漫画週刊誌「モーニング」で連載している須賀達郎『ボールパークでつかまえて!』を読んでいたらこんなシーンがありました。
主人公のルリコが、思いを寄せる男性と偶然一緒になったときに、こう聞きます。
「私の夢 見たこととか・・・ある?」
これに対して、突然の質問に戸惑い照れて、
「ま・・・またそうやって 俺をいじる~ ないですよ・・・」
と答えてしまいますが、多分、本当は見てますね。
「夢、見たことあります!」
と答えてほしかったルリコは、不満そうにため息をつきながら、こうつぶやくのです。
「見ろし…私の夢…」
意味が分からない鈍感な男は、
「・・・・・・・はい?」
と言うと、ルリコは、
「バカ!アホ!薄情モノ!」(そこまで言わなくても…)
と答える、何とも甘酸っぱいシーン。
問題はこの、
「見ろし」
です。中でも語尾の「し」ですね。全体の意味は、
「見ろよ」
の「よ」に当たるんですが、「し」の使い方が、普段、私などは用いないものです。
子供らが関西弁で
「〇〇するし」「〇〇見るし」
というように「し」を使うことはありますが、その場合は、
「(動詞の)終止形+し」
ですが、今回は、
「(動詞の)命令形+し」
という形ですね。
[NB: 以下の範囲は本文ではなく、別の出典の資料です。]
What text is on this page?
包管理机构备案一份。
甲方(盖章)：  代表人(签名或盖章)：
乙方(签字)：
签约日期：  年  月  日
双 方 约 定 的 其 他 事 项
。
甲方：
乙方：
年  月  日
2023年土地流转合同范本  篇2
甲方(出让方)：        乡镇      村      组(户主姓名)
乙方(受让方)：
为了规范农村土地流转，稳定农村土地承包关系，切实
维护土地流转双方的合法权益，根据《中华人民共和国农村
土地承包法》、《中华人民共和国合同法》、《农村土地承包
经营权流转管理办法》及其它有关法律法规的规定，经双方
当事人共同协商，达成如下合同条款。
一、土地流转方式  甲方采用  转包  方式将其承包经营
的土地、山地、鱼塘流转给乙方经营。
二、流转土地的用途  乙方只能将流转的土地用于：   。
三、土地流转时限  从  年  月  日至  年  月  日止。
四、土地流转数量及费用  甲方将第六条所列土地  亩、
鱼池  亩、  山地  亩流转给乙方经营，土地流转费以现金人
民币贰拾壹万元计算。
そこがちょっと、珍しい気がします。
グーグル検索では(10月12日)、
「見ろし」=1万9400件
と、そんなに多くはありませんでした。
「猫みろし」
という、
「猫ひろし」
に引っ掛けたダジャレもありましたが、その中に、
「方言」
というのもあったので、キーワードに加えてみたら
「見ろし・方言」=294件
で、そのトップが、
「甲州弁」
でした。つまり「山梨県」。使い方としては、
「やれし、見ろし、食えし、行けし、とまれし、譲ってやれし」
で、「命令形」です。ってことは、主人公のルリコが、
「山梨出身」
という設定なのかな?それとも、作者の須賀達郎さんが、「山梨県出身」?
これも調べたら、須賀さんは1988年生まれで「神奈川県出身」でした。もしかしたら、須賀さんのご両親(のどちらか)が「山梨県出身」で、“家庭内共通語”で「見ろし」が使われていたのかもしれません。それか、神奈川県でも「見ろし」と言う地域があるのかもしれませんね。